Selain itu, curah hujan yang tinggi di sekitar kawasan gunung yang masuk wilayah Kabupaten Bandung Barat itu dapat meningkatkan risiko erupsi freatik.
Air hujan yang meresap ke dalam tubuh gunung dapat bersentuhan dengan material panas, menghasilkan uap dengan tekanan tinggi yang dapat memicu letusan.

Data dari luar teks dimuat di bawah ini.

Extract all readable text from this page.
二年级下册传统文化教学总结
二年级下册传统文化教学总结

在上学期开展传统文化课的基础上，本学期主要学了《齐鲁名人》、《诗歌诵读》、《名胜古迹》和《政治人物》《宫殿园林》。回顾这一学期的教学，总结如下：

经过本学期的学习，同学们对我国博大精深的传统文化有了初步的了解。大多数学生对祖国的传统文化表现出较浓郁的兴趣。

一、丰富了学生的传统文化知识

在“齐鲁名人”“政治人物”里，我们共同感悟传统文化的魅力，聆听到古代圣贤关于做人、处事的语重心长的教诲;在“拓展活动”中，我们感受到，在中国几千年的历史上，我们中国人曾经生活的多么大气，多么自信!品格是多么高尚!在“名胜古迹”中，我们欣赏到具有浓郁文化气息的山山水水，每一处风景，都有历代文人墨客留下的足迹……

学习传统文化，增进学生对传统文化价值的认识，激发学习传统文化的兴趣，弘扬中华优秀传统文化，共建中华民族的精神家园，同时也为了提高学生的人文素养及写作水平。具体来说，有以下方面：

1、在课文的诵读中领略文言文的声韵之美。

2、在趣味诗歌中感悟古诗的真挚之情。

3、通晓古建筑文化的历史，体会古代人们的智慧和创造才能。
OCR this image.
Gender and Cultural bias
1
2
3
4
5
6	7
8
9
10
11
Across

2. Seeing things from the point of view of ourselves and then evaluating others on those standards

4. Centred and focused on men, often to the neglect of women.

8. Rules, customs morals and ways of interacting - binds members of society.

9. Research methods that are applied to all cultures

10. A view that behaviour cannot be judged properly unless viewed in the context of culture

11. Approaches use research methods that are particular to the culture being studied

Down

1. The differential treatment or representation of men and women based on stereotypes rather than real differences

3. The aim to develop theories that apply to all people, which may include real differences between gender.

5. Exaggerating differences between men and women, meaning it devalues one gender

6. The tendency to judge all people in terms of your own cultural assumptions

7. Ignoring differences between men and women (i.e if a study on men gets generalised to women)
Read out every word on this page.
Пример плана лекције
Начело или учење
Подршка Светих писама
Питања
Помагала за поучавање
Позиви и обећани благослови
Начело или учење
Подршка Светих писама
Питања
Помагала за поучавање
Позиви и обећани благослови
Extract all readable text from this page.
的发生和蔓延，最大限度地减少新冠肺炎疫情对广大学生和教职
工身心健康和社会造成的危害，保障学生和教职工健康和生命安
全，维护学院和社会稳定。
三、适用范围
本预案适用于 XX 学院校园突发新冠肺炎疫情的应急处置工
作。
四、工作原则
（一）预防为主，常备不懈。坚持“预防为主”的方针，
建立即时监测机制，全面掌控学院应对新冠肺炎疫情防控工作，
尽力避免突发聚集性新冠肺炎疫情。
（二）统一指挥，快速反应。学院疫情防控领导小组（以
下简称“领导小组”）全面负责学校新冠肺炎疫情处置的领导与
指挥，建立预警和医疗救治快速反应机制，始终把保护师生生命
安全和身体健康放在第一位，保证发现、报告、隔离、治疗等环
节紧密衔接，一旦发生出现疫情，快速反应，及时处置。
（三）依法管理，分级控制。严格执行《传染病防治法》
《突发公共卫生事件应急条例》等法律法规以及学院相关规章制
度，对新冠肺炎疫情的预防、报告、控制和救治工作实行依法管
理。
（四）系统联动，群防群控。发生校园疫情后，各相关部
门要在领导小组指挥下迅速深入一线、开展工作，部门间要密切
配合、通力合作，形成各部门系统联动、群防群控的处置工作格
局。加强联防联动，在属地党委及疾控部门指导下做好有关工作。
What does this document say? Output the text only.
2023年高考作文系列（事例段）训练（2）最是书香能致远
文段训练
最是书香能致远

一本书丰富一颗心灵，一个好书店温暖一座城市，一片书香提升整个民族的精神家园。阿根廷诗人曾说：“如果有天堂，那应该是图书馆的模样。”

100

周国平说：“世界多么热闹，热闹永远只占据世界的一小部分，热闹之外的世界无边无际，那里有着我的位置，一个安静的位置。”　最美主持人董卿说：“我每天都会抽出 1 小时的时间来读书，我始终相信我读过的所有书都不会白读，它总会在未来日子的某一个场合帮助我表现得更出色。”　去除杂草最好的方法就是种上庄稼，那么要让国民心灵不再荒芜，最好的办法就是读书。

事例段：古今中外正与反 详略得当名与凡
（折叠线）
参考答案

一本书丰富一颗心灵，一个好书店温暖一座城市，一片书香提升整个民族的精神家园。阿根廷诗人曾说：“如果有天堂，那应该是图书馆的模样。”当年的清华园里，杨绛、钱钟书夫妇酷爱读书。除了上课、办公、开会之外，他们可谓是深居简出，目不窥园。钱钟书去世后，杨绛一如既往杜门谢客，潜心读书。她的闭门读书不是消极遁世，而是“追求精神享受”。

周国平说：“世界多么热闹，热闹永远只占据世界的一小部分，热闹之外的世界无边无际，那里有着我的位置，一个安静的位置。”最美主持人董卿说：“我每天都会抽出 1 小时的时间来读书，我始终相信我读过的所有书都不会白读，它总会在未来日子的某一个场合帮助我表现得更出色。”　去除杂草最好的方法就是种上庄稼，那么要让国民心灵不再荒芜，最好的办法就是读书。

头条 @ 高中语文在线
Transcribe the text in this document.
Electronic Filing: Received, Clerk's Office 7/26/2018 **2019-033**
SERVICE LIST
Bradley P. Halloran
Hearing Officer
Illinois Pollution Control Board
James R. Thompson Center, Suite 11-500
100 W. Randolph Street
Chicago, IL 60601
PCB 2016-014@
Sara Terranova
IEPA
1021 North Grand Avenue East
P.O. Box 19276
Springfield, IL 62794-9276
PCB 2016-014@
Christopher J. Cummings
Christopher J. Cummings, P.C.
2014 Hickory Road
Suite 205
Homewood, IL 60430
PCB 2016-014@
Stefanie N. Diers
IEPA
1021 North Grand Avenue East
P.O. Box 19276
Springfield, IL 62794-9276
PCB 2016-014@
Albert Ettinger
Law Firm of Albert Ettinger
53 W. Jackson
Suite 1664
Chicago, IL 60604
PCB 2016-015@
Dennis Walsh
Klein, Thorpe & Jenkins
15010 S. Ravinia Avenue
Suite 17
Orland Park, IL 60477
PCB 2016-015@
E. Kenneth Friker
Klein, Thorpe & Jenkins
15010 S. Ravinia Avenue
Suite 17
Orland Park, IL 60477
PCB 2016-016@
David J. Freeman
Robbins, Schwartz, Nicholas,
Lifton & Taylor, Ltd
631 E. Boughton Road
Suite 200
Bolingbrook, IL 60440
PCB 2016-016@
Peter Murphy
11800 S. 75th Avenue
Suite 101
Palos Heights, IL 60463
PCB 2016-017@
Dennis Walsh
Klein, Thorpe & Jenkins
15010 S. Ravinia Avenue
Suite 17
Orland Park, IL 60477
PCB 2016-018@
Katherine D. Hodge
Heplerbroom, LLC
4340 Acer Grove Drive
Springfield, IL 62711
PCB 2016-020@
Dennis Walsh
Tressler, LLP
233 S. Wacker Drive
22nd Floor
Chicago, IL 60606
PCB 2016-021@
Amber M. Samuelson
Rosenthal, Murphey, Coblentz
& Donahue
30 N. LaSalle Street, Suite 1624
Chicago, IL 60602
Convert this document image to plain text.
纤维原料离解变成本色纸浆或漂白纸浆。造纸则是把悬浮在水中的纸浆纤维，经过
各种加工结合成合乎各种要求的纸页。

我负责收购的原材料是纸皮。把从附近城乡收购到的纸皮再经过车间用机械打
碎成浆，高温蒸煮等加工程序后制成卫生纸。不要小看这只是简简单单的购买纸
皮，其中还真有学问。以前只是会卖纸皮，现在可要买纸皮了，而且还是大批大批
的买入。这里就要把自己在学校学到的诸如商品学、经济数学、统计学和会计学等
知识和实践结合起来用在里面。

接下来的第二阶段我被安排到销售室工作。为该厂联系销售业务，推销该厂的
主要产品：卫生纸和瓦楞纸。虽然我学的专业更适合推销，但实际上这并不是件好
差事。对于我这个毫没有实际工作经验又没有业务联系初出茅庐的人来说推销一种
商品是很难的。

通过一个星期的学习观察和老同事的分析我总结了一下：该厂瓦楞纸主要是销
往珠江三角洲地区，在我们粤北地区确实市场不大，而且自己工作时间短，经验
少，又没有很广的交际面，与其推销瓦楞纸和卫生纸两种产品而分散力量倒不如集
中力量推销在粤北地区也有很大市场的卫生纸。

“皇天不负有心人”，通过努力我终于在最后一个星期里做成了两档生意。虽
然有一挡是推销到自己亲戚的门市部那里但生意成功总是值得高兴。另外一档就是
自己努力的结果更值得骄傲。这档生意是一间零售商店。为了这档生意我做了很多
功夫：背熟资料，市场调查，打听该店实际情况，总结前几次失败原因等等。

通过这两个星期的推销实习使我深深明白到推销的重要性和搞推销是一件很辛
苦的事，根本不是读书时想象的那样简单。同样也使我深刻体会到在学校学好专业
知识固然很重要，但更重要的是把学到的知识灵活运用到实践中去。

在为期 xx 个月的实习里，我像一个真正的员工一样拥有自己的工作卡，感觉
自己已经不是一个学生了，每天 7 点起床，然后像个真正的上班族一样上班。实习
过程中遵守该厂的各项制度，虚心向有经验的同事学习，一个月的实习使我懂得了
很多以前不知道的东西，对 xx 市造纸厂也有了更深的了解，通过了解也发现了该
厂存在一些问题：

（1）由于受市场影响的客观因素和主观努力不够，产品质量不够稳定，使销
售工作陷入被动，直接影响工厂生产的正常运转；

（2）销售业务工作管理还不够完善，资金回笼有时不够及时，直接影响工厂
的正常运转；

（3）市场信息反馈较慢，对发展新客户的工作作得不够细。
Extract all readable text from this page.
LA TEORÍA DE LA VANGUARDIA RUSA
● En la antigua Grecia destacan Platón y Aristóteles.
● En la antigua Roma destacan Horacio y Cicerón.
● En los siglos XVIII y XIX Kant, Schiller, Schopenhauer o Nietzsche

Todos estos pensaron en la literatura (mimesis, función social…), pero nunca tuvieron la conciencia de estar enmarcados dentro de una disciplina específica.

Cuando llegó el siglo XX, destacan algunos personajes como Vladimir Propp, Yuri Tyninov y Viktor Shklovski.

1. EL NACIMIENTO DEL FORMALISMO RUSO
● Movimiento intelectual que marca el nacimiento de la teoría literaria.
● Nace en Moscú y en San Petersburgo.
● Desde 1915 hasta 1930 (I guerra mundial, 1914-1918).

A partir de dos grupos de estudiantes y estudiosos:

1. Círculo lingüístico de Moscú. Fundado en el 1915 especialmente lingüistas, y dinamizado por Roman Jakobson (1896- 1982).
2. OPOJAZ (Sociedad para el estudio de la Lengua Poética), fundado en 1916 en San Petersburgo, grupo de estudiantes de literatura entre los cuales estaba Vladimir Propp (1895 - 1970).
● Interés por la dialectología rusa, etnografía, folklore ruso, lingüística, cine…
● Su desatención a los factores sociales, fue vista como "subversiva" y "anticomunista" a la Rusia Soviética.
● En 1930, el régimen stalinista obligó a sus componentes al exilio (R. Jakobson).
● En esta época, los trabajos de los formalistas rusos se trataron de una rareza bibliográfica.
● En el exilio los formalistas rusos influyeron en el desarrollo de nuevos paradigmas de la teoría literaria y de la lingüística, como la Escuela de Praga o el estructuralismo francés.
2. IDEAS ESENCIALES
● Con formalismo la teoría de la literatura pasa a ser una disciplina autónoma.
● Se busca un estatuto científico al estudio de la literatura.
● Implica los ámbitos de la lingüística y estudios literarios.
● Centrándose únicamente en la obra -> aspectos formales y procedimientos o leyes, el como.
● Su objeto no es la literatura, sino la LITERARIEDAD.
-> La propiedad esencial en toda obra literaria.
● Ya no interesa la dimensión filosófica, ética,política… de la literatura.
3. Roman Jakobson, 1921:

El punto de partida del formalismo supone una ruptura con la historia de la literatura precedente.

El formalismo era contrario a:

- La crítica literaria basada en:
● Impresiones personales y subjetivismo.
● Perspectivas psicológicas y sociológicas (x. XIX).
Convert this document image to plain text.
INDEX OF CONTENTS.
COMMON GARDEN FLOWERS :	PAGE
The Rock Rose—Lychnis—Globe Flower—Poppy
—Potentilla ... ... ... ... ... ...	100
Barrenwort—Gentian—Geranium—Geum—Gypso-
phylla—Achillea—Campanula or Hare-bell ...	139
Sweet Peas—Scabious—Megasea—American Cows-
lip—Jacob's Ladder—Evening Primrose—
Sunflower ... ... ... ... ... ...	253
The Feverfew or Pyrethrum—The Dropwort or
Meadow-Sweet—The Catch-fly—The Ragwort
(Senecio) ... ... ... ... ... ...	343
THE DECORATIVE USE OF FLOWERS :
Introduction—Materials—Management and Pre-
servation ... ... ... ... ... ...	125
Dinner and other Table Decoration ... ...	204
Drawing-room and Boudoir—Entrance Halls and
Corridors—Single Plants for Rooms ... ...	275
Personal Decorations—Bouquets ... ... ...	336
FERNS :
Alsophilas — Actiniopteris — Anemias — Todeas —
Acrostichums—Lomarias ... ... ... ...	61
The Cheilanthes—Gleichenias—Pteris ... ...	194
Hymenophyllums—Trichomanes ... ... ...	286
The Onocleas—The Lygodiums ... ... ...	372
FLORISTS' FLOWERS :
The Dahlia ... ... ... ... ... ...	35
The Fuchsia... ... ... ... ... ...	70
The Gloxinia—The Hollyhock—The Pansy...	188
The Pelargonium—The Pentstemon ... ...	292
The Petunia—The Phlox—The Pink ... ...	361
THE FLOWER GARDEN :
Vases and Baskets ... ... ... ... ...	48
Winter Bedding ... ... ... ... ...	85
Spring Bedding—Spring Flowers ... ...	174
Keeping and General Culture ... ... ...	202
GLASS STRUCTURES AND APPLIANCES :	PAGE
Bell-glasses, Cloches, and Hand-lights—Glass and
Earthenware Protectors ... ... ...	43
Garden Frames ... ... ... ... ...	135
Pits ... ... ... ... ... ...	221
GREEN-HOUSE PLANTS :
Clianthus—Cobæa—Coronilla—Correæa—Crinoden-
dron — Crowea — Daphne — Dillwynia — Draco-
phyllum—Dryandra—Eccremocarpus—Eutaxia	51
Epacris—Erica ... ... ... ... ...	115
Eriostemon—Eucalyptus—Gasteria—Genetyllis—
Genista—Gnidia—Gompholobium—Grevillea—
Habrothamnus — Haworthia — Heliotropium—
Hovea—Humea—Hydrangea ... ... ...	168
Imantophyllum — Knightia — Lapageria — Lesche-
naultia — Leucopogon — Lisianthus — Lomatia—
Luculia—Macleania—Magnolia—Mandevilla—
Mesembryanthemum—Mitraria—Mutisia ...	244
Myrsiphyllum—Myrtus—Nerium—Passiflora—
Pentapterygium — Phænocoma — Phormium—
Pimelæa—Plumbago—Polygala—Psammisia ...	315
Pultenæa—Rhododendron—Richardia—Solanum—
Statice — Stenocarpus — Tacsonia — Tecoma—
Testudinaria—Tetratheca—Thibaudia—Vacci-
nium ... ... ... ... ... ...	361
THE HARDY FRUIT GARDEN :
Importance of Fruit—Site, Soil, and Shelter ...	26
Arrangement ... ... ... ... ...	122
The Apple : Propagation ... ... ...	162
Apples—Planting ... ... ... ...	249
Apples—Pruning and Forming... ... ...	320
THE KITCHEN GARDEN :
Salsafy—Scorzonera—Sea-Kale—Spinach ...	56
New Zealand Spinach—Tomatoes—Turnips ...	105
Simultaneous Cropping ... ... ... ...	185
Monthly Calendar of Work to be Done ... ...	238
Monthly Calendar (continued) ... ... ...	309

Walau status Gunung Tangkuban Perahu masih normal, Badan Geologi mengimbau masyarakat dan wisatawan untuk tidak mendekati dasar kawah, lalu tidak berlama-lama dan tidak menginap di area kawah aktif.
Selain itu, segera meninggalkan area kawah jika teramati peningkatan intensitas atau ketebalan asap, atau jika tercium bau gas yang menyengat.
Selanjutnya, selalu mengikuti perkembangan informasi dari sumber resmi, seperti Badan Geologi atau Pos Pengamatan Gunungapi Tangkuban Parahu.
Langkah-langkah ini penting untuk menghindari risiko paparan gas beracun maupun erupsi freatik yang dapat terjadi sewaktu-waktu.
Dalam menyikapi aktivitas vulkanik gunung Tangkuban Perahu Bandung yang mulai meningkat ini perlu diwaspadai oleh masyarakat dan wisatawan.
Pasalnya, potensi terjadinya erupsi freatik tetap ada. Oleh karena itu, penting bagi semua pihak untuk berhati-hati, mengikuti arahan dari otoritas setempat, dan tidak mudah terpancing oleh informasi yang tidak jelas sumbernya.
Dengan meningkatkan kesadaran dan kewaspadaan, kita dapat meminimalkan risiko dan menjaga keselamatan bersama.